To be qualified for the Shuffle Hash Join, at least one of the join relations needs to be small enough for building a hash table, whose size should be smaller than the product of the broadcast threshold (spark.sql.autoBroadcastJoinThreshold) and the number of shuffle partitions.

In addition, the small relation needs to be at least 3 times smaller than the large relation. Otherwise, a sort-based join algorithm might be more economical.

The shuffle Hash Join strategy requires both relations of the join to be shuffled so that the rows with the same join keys from both side relations are placed in the same executor. A hashedRelation is created for the smaller relation and is used as the BuildTable of the join. The larger relation is used as the StreamTable.

Shuffle Sort Merge Join

If the condition for selecting Shuffle Hash Join strategy is not met or the Shuffle Sort Merge strategy is configured as preferred, the selection flow moves on to exam whether the condition for using Shuffle Sort Merge strategy is met. To use the sort-based join algorithm, the join keys have to be orderable.

Unlike the hash-based sorting algorithms which require loading the whole one side of join relations into memory, the Shuffle Sort Merge Join strategy does not need any join relations to fit into the memory, so there is no size limit for the join relations. Although the sort-based join algorithm is normally not as fast as the hash-based join, it normally performs better than the nested loop join algorithms. Therefore, the Shuffle Sort Merge Join takes the middle position for both the performance and flexibility considerations.

The Shuffle Sort Merge Join strategy also requires both relations of the join to be shuffled so that the rows with the same join keys from both side relations are placed in the same executor. In addition, each partition needs to be sorted by the join key in the same ascending order.
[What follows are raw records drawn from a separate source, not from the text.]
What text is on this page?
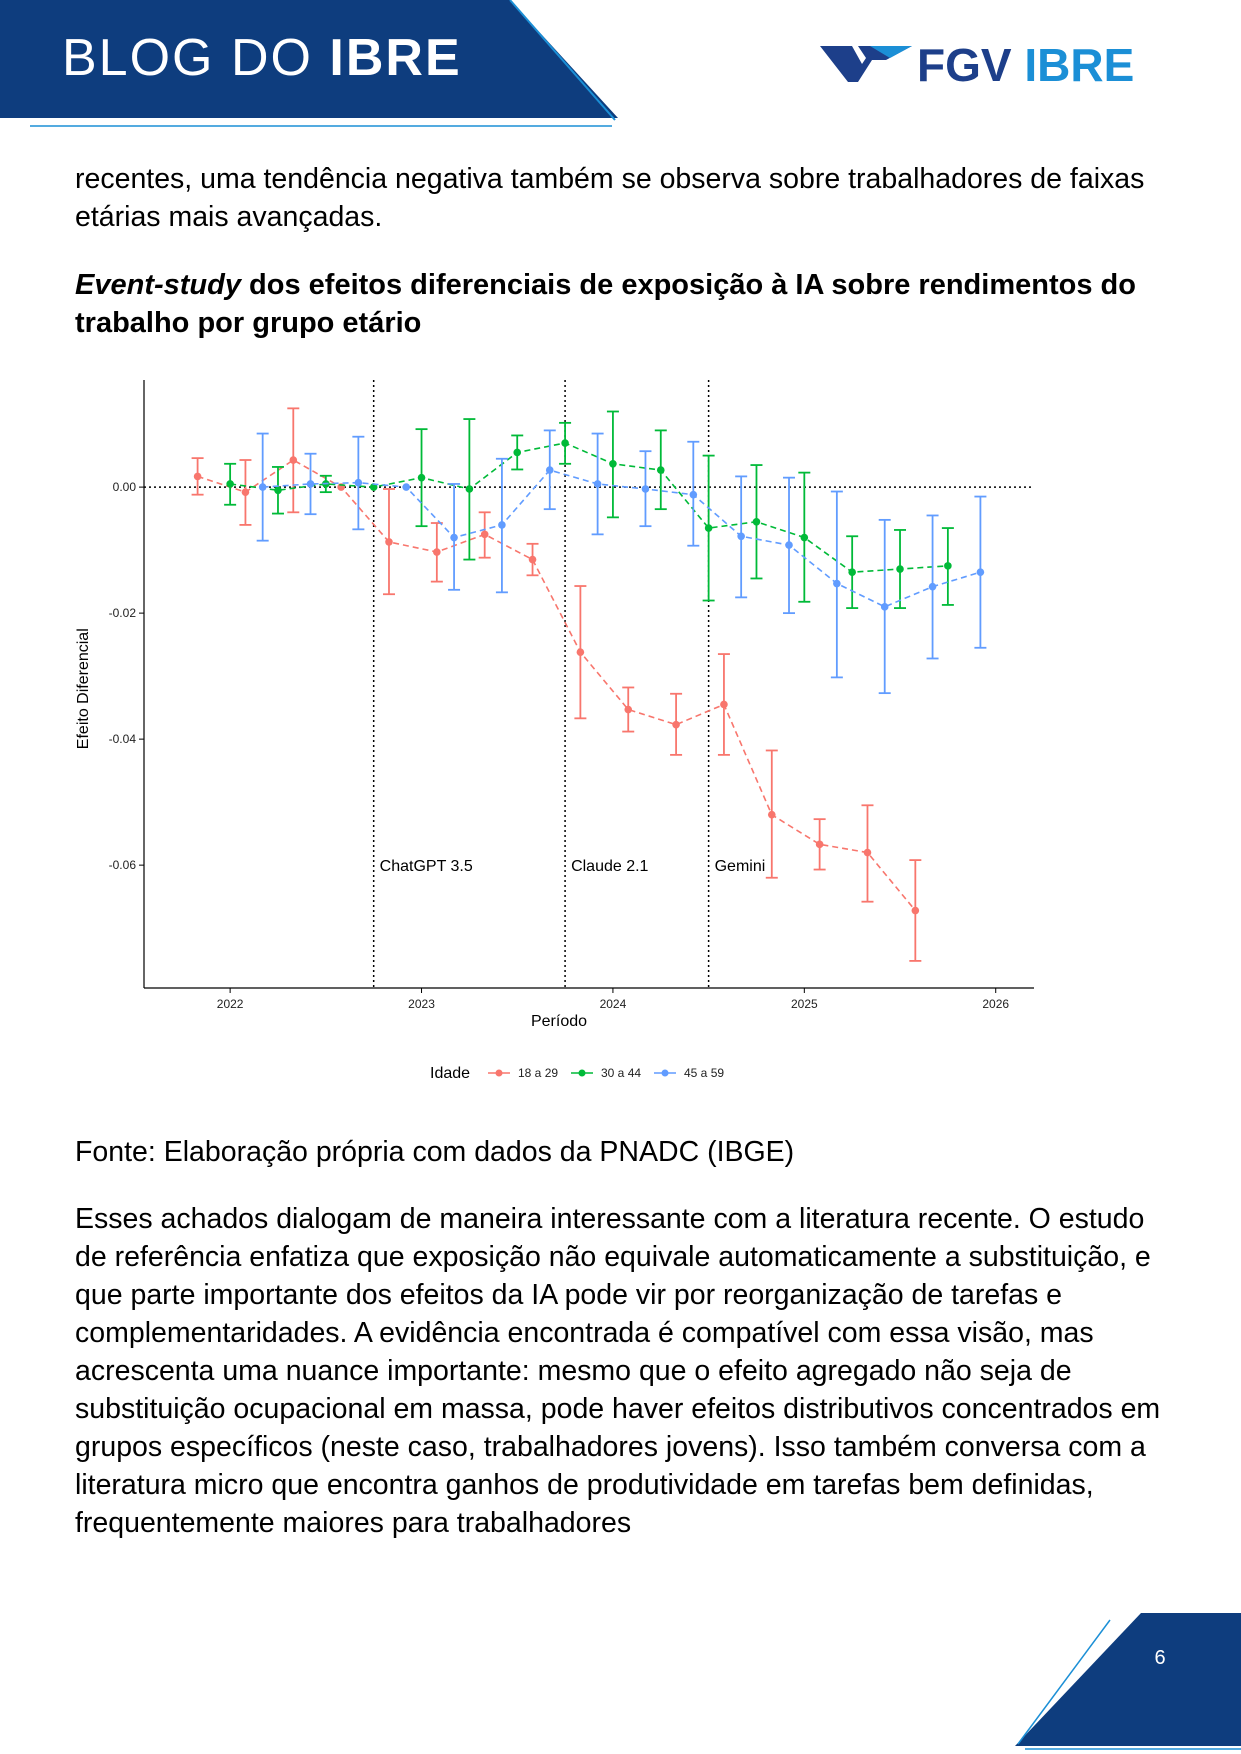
BLOG DO IBRE	FGV IBRE

recentes, uma tendência negativa também se observa sobre trabalhadores de faixas etárias mais avançadas.

Event-study dos efeitos diferenciais de exposição à IA sobre rendimentos do trabalho por grupo etário

0.00
-0.02
-0.04
-0.06
2022	2023	2024	2025	2026
Período
Efeito Diferencial
ChatGPT 3.5	Claude 2.1	Gemini
Idade	18 a 29	30 a 44	45 a 59

Fonte: Elaboração própria com dados da PNADC (IBGE)

Esses achados dialogam de maneira interessante com a literatura recente. O estudo de referência enfatiza que exposição não equivale automaticamente a substituição, e que parte importante dos efeitos da IA pode vir por reorganização de tarefas e complementaridades. A evidência encontrada é compatível com essa visão, mas acrescenta uma nuance importante: mesmo que o efeito agregado não seja de substituição ocupacional em massa, pode haver efeitos distributivos concentrados em grupos específicos (neste caso, trabalhadores jovens). Isso também conversa com a literatura micro que encontra ganhos de produtividade em tarefas bem definidas, frequentemente maiores para trabalhadores

6
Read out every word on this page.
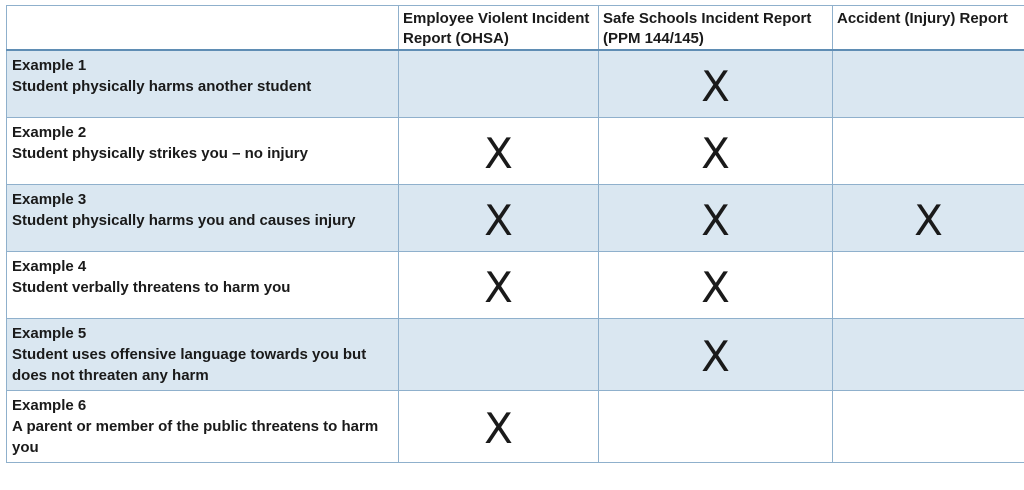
	Employee Violent Incident Report (OHSA)	Safe Schools Incident Report (PPM 144/145)	Accident (Injury) Report

Example 1
Student physically harms another student		X	

Example 2
Student physically strikes you – no injury	X	X	

Example 3
Student physically harms you and causes injury	X	X	X

Example 4
Student verbally threatens to harm you	X	X	

Example 5
Student uses offensive language towards you but does not threaten any harm		X	

Example 6
A parent or member of the public threatens to harm you	X		
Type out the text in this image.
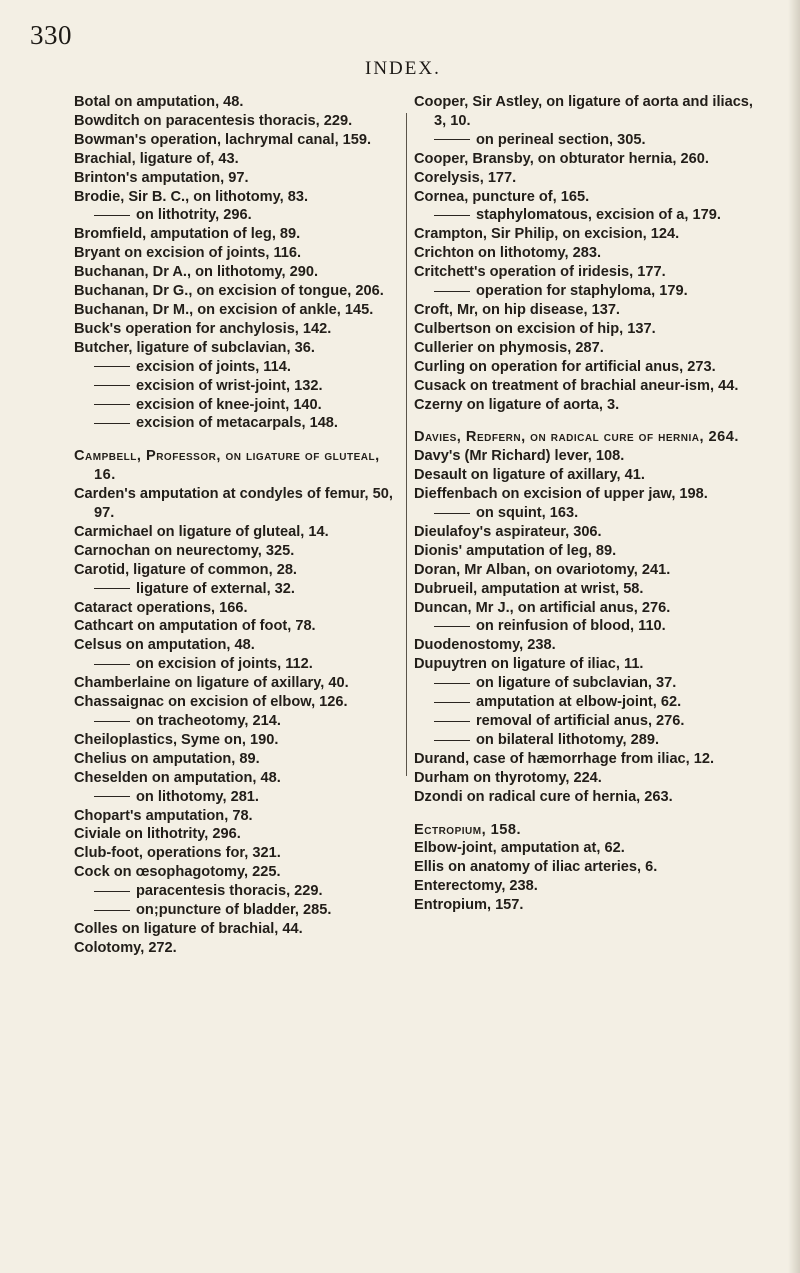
330
INDEX.
Botal on amputation, 48.
Bowditch on paracentesis thoracis, 229.
Bowman's operation, lachrymal canal, 159.
Brachial, ligature of, 43.
Brinton's amputation, 97.
Brodie, Sir B. C., on lithotomy, 83.
on lithotrity, 296.
Bromfield, amputation of leg, 89.
Bryant on excision of joints, 116.
Buchanan, Dr A., on lithotomy, 290.
Buchanan, Dr G., on excision of tongue, 206.
Buchanan, Dr M., on excision of ankle, 145.
Buck's operation for anchylosis, 142.
Butcher, ligature of subclavian, 36.
excision of joints, 114.
excision of wrist-joint, 132.
excision of knee-joint, 140.
excision of metacarpals, 148.
Campbell, Professor, on ligature of gluteal, 16.
Carden's amputation at condyles of femur, 50, 97.
Carmichael on ligature of gluteal, 14.
Carnochan on neurectomy, 325.
Carotid, ligature of common, 28.
ligature of external, 32.
Cataract operations, 166.
Cathcart on amputation of foot, 78.
Celsus on amputation, 48.
on excision of joints, 112.
Chamberlaine on ligature of axillary, 40.
Chassaignac on excision of elbow, 126.
on tracheotomy, 214.
Cheiloplastics, Syme on, 190.
Chelius on amputation, 89.
Cheselden on amputation, 48.
on lithotomy, 281.
Chopart's amputation, 78.
Civiale on lithotrity, 296.
Club-foot, operations for, 321.
Cock on œsophagotomy, 225.
paracentesis thoracis, 229.
on;puncture of bladder, 285.
Colles on ligature of brachial, 44.
Colotomy, 272.
Cooper, Sir Astley, on ligature of aorta and iliacs, 3, 10.
on perineal section, 305.
Cooper, Bransby, on obturator hernia, 260.
Corelysis, 177.
Cornea, puncture of, 165.
staphylomatous, excision of a, 179.
Crampton, Sir Philip, on excision, 124.
Crichton on lithotomy, 283.
Critchett's operation of iridesis, 177.
operation for staphyloma, 179.
Croft, Mr, on hip disease, 137.
Culbertson on excision of hip, 137.
Cullerier on phymosis, 287.
Curling on operation for artificial anus, 273.
Cusack on treatment of brachial aneur-ism, 44.
Czerny on ligature of aorta, 3.
Davies, Redfern, on radical cure of hernia, 264.
Davy's (Mr Richard) lever, 108.
Desault on ligature of axillary, 41.
Dieffenbach on excision of upper jaw, 198.
on squint, 163.
Dieulafoy's aspirateur, 306.
Dionis' amputation of leg, 89.
Doran, Mr Alban, on ovariotomy, 241.
Dubrueil, amputation at wrist, 58.
Duncan, Mr J., on artificial anus, 276.
on reinfusion of blood, 110.
Duodenostomy, 238.
Dupuytren on ligature of iliac, 11.
on ligature of subclavian, 37.
amputation at elbow-joint, 62.
removal of artificial anus, 276.
on bilateral lithotomy, 289.
Durand, case of hæmorrhage from iliac, 12.
Durham on thyrotomy, 224.
Dzondi on radical cure of hernia, 263.
Ectropium, 158.
Elbow-joint, amputation at, 62.
Ellis on anatomy of iliac arteries, 6.
Enterectomy, 238.
Entropium, 157.
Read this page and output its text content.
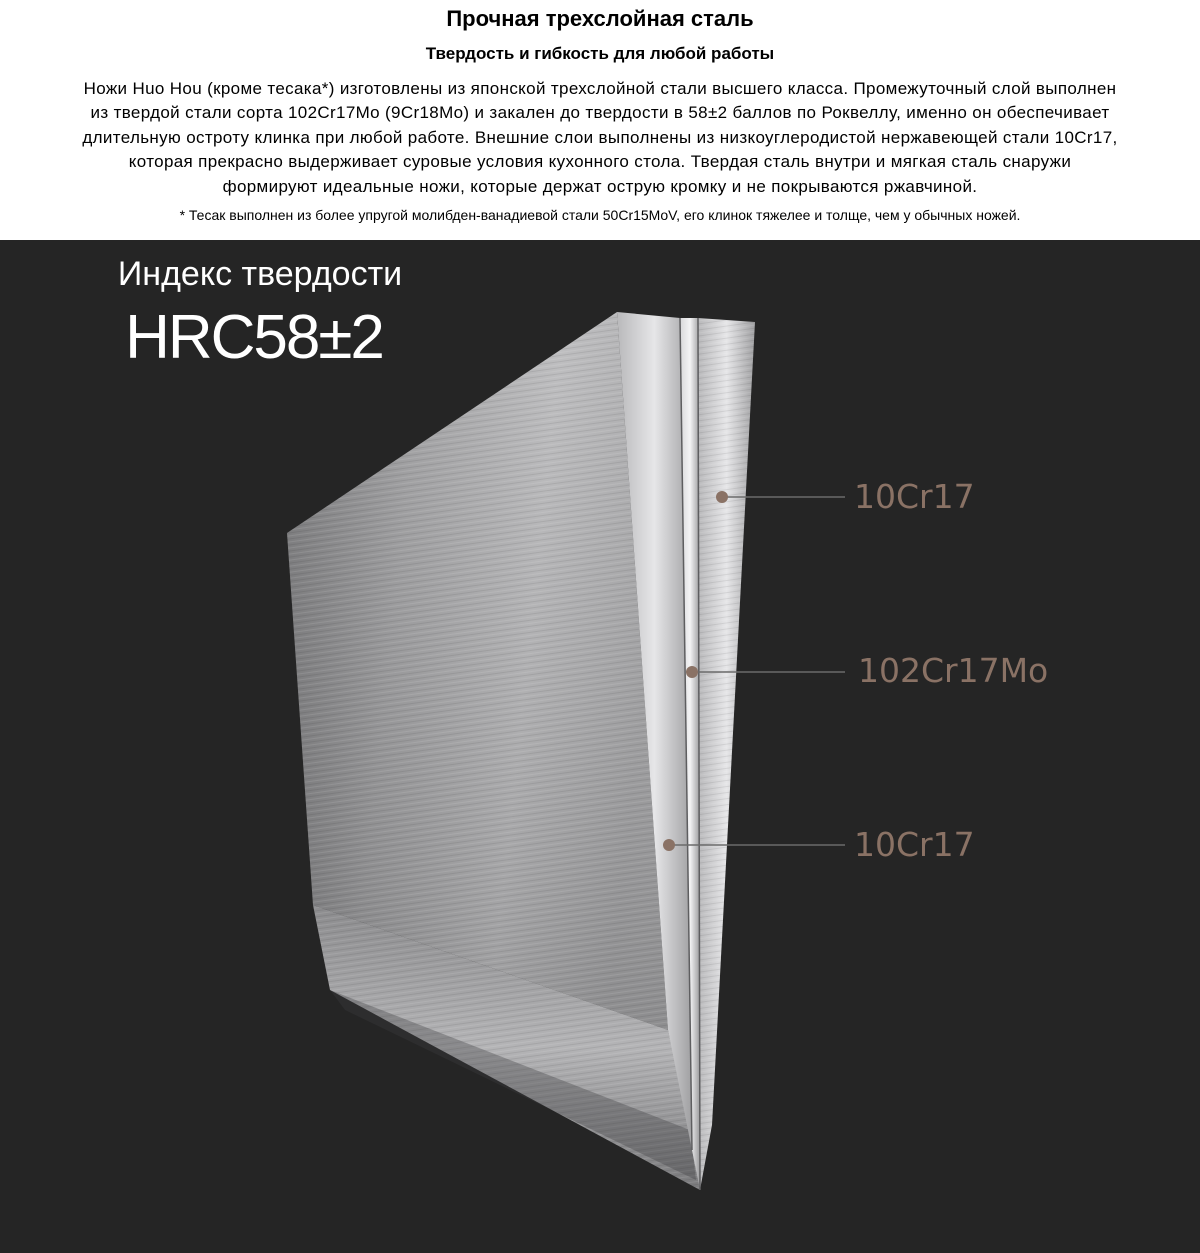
Прочная трехслойная сталь
Твердость и гибкость для любой работы
Ножи Huo Hou (кроме тесака*) изготовлены из японской трехслойной стали высшего класса. Промежуточный слой выполнен
из твердой стали сорта 102Cr17Mo (9Cr18Mo) и закален до твердости в 58±2 баллов по Роквеллу, именно он обеспечивает
длительную остроту клинка при любой работе. Внешние слои выполнены из низкоуглеродистой нержавеющей стали 10Cr17,
которая прекрасно выдерживает суровые условия кухонного стола. Твердая сталь внутри и мягкая сталь снаружи
формируют идеальные ножи, которые держат острую кромку и не покрываются ржавчиной.
* Тесак выполнен из более упругой молибден-ванадиевой стали 50Cr15MoV, его клинок тяжелее и толще, чем у обычных ножей.
Индекс твердости
HRC58±2
10Cr17
102Cr17Mo
10Cr17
Either of the two join relations can be used as StreamTable or BuildTable. When a relation is used as the StreamTable of the join, it is iterated row by row in order. For each StreamTable row, the BuildTable is searched row by row in order as well to find the row with the same join key as the StreamTable row. As both the StreamTable and BuildTable are sorted by the join keys, when the join process moves to the next StreamTable row, the search of the BuildTable does not have to restart from the first BuildTable row, but instead, it just needs to continue from the BuildTable row matched with the last StreamTable row.

Cartesian Product Join

If the condition for selecting Shuffle Sort Merge strategy is not met and the JoinType of the join is InnerLike, Cartesian Product Join is selected. This normally happens for a Join query with no join condition defined. At the core, the Cartesian Product Join is to calculate the product of the two join relations. As you can imagine, the performance of Cartesian Product Join could get really bad for large relations, so this type of join should be avoided.

Broadcast Nested Loop Join

When the conditions for selecting all of the other four join strategies are not met, the Broadcast Nested Loop Join strategy is selected. The join process of this strategy involves a nested loop of the StreamTable and the BuildTable.

The performance of this strategy can get really bad. An optimisation made to this strategy is to broadcast the relation when it is small enough for broadcasting.

Non Equi-Join

If the join to plan is not an Equi-Join, the selection flow works as the following portion of the decision tree shows.

There are only two Join strategies supporting Non Equi-Join type, the Cartesian Product Join and the Broadcast Nested Loop Join.

If a Join Hint is specified in the join query, select the corresponding Join strategy according to the Join Hint. Otherwise, if one or both sides of relations are small enough to broadcast, select the Broadcast Nested Loop Join strategy and broadcast the smaller relation. If no relation is small enough to broadcast, check whether the JointType is InnerLike or not. If so, select the Cartesian Product Join strategy. Otherwise, fall back to the There are only two Join strategies supporting Non Equi-Join type, the Cartesian Product Join and the Broadcast Nested Loop Join strategy as the final solution.